Astronomers last year spotted a star leaving the Milky Way Galaxy. Later one or two more were detected. And today, researchers announced the discovery of yet two more outbound stars.
With so many outcasts on record, astronomers now see them as a new class of astronomical object, intergalactic stars exiled from their home galaxies.
The two newfound exiles are racing out of the galaxy at more than a million miles an hour, fast enough that the galaxy’s gravity will never reel them back in.
"These stars literally are castaways," said Warren Brown of the Harvard-Smithsonian Center for Astrophysics. "They have been thrown out of their home galaxy and set adrift in an ocean of intergalactic space."
Brown told SPACE.com that the same thing likely occurs in other galaxies, so intergalactic space is probably filled with wanderers.
Lots of them
Brown’s team found the first outcast last year.
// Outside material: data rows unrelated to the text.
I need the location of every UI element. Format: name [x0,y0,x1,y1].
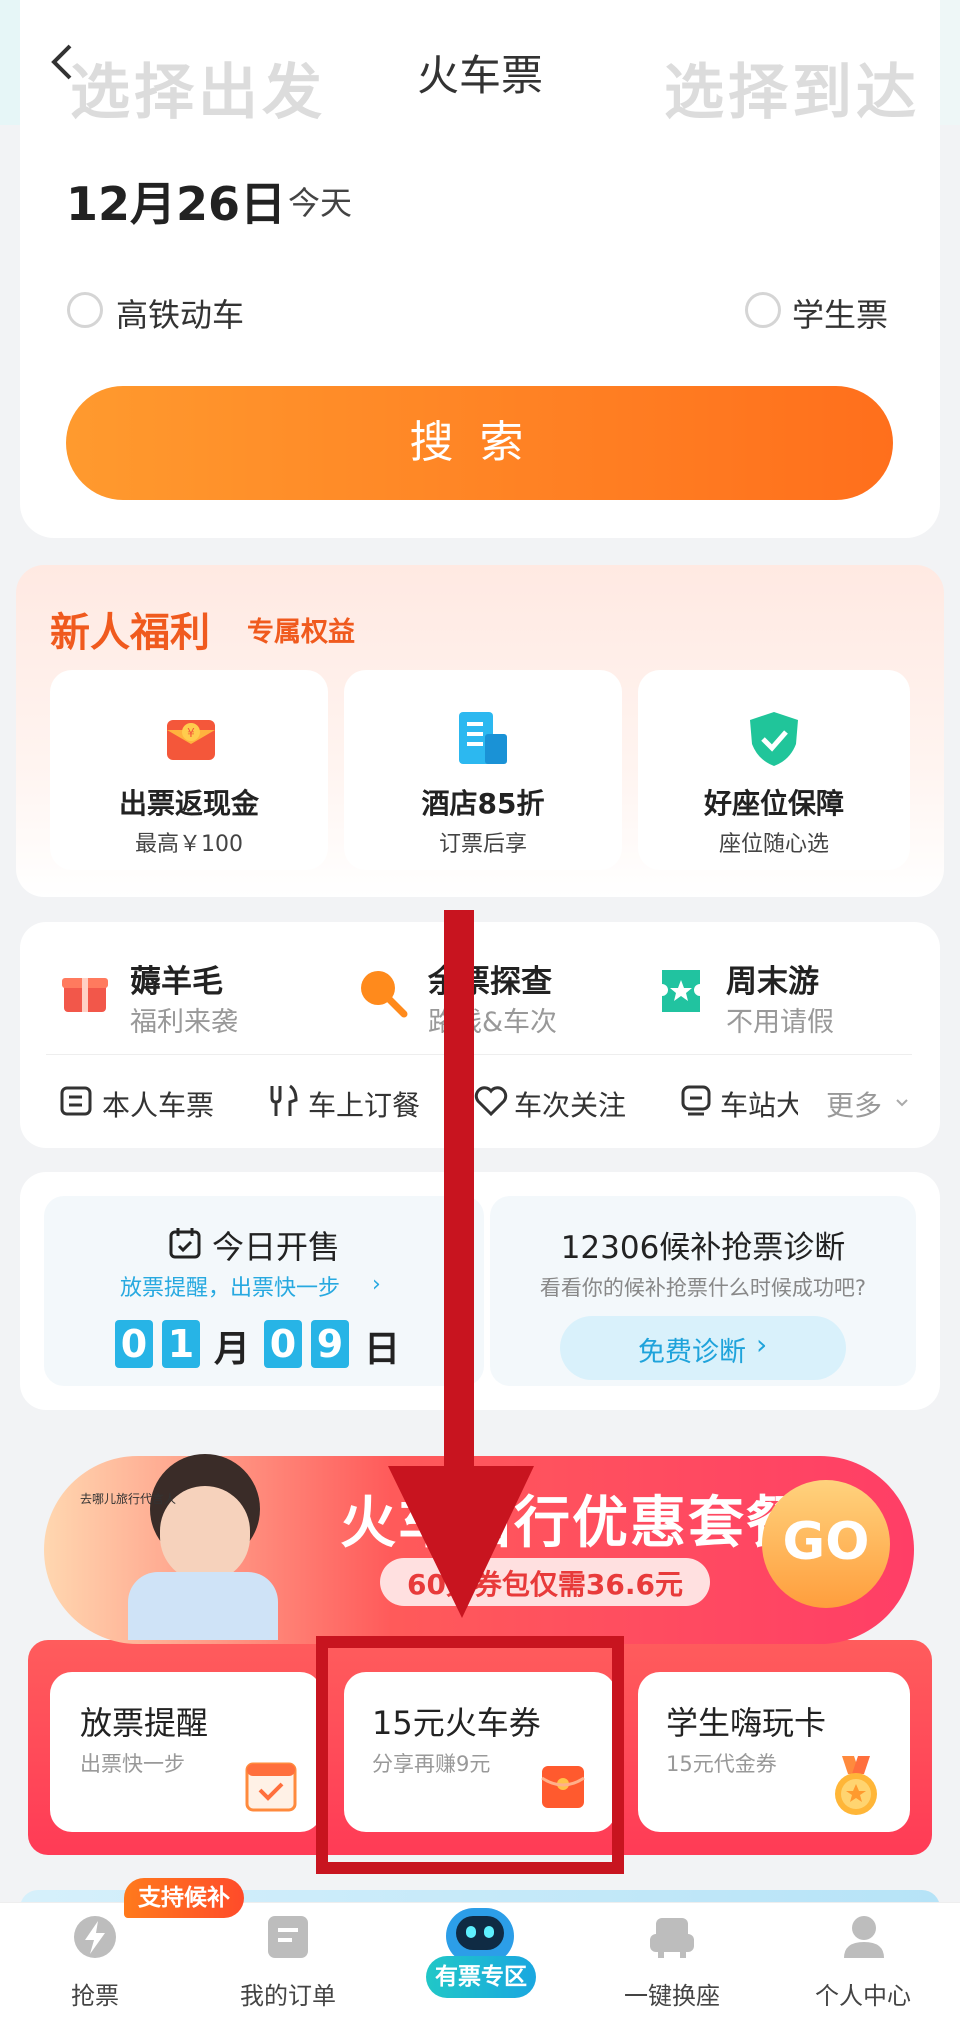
robot-eye [484,1926,494,1938]
robot-visor [456,1916,504,1950]
order-icon[interactable] [266,1914,310,1964]
lightning-icon[interactable] [72,1914,118,1964]
nav-label[interactable]: 抢票 [25,1976,165,2011]
robot-eye [466,1926,476,1938]
nav-label[interactable]: 一键换座 [602,1976,742,2011]
seat-icon[interactable] [648,1916,696,1964]
nav-label[interactable]: 我的订单 [218,1976,358,2011]
nav-badge: 支持候补 [124,1878,244,1918]
annotation-highlight-box [316,1636,624,1874]
nav-label[interactable]: 个人中心 [793,1976,933,2011]
person-icon[interactable] [842,1914,886,1964]
nav-label-active[interactable]: 有票专区 [426,1956,536,1998]
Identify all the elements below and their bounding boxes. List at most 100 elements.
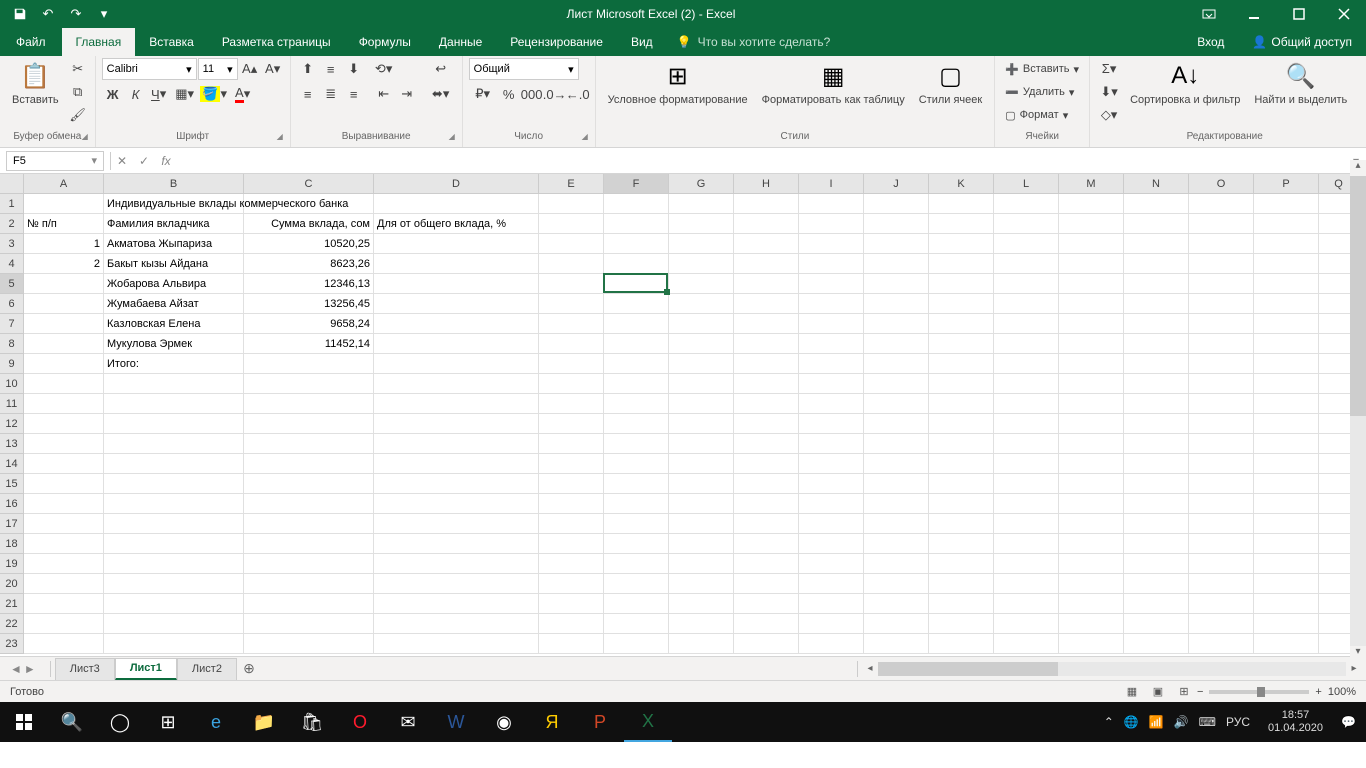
scroll-thumb[interactable] — [878, 662, 1058, 676]
start-button[interactable] — [0, 702, 48, 742]
cell[interactable] — [604, 274, 669, 294]
cell[interactable] — [374, 554, 539, 574]
cell[interactable] — [994, 214, 1059, 234]
cell[interactable] — [244, 394, 374, 414]
cell[interactable] — [244, 534, 374, 554]
cell[interactable] — [929, 234, 994, 254]
cell[interactable] — [1254, 454, 1319, 474]
column-header[interactable]: I — [799, 174, 864, 194]
cell[interactable] — [24, 434, 104, 454]
fill-icon[interactable]: ⬇▾ — [1096, 81, 1122, 103]
page-break-view-icon[interactable]: ⊞ — [1171, 683, 1197, 701]
cell[interactable] — [539, 314, 604, 334]
column-header[interactable]: G — [669, 174, 734, 194]
cell[interactable] — [604, 294, 669, 314]
font-size-select[interactable]: 11▾ — [198, 58, 238, 80]
row-header[interactable]: 7 — [0, 314, 24, 334]
cell[interactable] — [1254, 534, 1319, 554]
row-header[interactable]: 23 — [0, 634, 24, 654]
cell[interactable] — [669, 394, 734, 414]
row-header[interactable]: 16 — [0, 494, 24, 514]
vertical-scrollbar[interactable]: ▴ ▾ — [1350, 160, 1366, 662]
cell[interactable] — [1254, 494, 1319, 514]
cell[interactable] — [1189, 194, 1254, 214]
cell[interactable] — [374, 414, 539, 434]
row-header[interactable]: 14 — [0, 454, 24, 474]
tab-page-layout[interactable]: Разметка страницы — [208, 28, 345, 56]
cell[interactable] — [374, 514, 539, 534]
row-header[interactable]: 21 — [0, 594, 24, 614]
cell[interactable] — [929, 614, 994, 634]
cell[interactable]: 9658,24 — [244, 314, 374, 334]
cell[interactable] — [1189, 414, 1254, 434]
fx-icon[interactable]: fx — [155, 151, 177, 171]
dialog-launcher-icon[interactable]: ◢ — [79, 132, 91, 144]
cell[interactable] — [994, 454, 1059, 474]
cell[interactable] — [994, 354, 1059, 374]
cell[interactable] — [374, 474, 539, 494]
network-icon[interactable]: 🌐 — [1124, 715, 1139, 729]
italic-icon[interactable]: К — [125, 83, 147, 105]
cell[interactable] — [864, 254, 929, 274]
cell[interactable] — [604, 354, 669, 374]
cell[interactable] — [1189, 314, 1254, 334]
scroll-thumb[interactable] — [1350, 176, 1366, 416]
align-right-icon[interactable]: ≡ — [343, 83, 365, 105]
cell[interactable] — [24, 314, 104, 334]
cell[interactable] — [929, 394, 994, 414]
edge-icon[interactable]: e — [192, 702, 240, 742]
cell[interactable] — [539, 594, 604, 614]
row-header[interactable]: 11 — [0, 394, 24, 414]
cell[interactable] — [104, 594, 244, 614]
column-header[interactable]: A — [24, 174, 104, 194]
increase-font-icon[interactable]: A▴ — [239, 58, 261, 80]
cell[interactable] — [1124, 454, 1189, 474]
cell[interactable] — [799, 394, 864, 414]
cell[interactable] — [1124, 614, 1189, 634]
cell[interactable] — [734, 494, 799, 514]
cell[interactable] — [1254, 334, 1319, 354]
cell[interactable] — [669, 514, 734, 534]
cell[interactable] — [799, 414, 864, 434]
row-header[interactable]: 13 — [0, 434, 24, 454]
cell[interactable] — [539, 254, 604, 274]
cell[interactable] — [24, 494, 104, 514]
tab-home[interactable]: Главная — [62, 28, 136, 56]
cell[interactable] — [374, 274, 539, 294]
cell[interactable] — [1124, 334, 1189, 354]
cancel-formula-icon[interactable]: ✕ — [111, 151, 133, 171]
cell[interactable] — [539, 454, 604, 474]
wrap-text-icon[interactable]: ↩ — [426, 58, 456, 80]
store-icon[interactable]: 🛍 — [288, 702, 336, 742]
tab-formulas[interactable]: Формулы — [345, 28, 425, 56]
cell[interactable] — [1189, 534, 1254, 554]
cell[interactable]: № п/п — [24, 214, 104, 234]
cell[interactable] — [734, 354, 799, 374]
cell[interactable] — [244, 614, 374, 634]
increase-decimal-icon[interactable]: .0→ — [544, 83, 566, 105]
cell[interactable]: 8623,26 — [244, 254, 374, 274]
sign-in-button[interactable]: Вход — [1183, 28, 1238, 56]
cell[interactable] — [604, 394, 669, 414]
cell[interactable] — [24, 634, 104, 654]
cell[interactable] — [604, 374, 669, 394]
cell[interactable] — [1059, 214, 1124, 234]
cell[interactable] — [734, 614, 799, 634]
column-header[interactable]: O — [1189, 174, 1254, 194]
cell[interactable] — [1124, 274, 1189, 294]
cell[interactable] — [24, 594, 104, 614]
cell[interactable] — [994, 294, 1059, 314]
cell[interactable] — [669, 414, 734, 434]
row-header[interactable]: 10 — [0, 374, 24, 394]
language-indicator[interactable]: РУС — [1226, 715, 1250, 729]
cell[interactable] — [244, 594, 374, 614]
cell[interactable] — [24, 574, 104, 594]
cell[interactable] — [1254, 194, 1319, 214]
cell[interactable] — [994, 494, 1059, 514]
cell[interactable] — [734, 434, 799, 454]
cell[interactable] — [604, 254, 669, 274]
column-header[interactable]: C — [244, 174, 374, 194]
cell[interactable] — [799, 214, 864, 234]
cell[interactable] — [929, 294, 994, 314]
cell[interactable] — [604, 214, 669, 234]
Two other intergalactic vagabonds were spotted by European astronomers; one of those may have come from another nearby galaxy called the Large Magellanic Cloud.
There might be a thousand Milky Way exiles-to-be lurking inside the galaxy and on outbound tracks. The galaxy contains about 100 billion stars, so finding the outcasts is no easy task. Knowing what to look for is the key.
To leave the galaxy, a star must somehow be accelerated outward. Here’s what astronomers figure can happen: A two-star system, called a binary, rounds the center of the galaxy where it is tugged apart by the tremendous gravity of the central supermassive black hole. One of the stars is captured, while the other is shot outward as if from a slingshot.
The scenario has been modeled on a computer. Finding the fast-moving stars is evidence that it actually happens.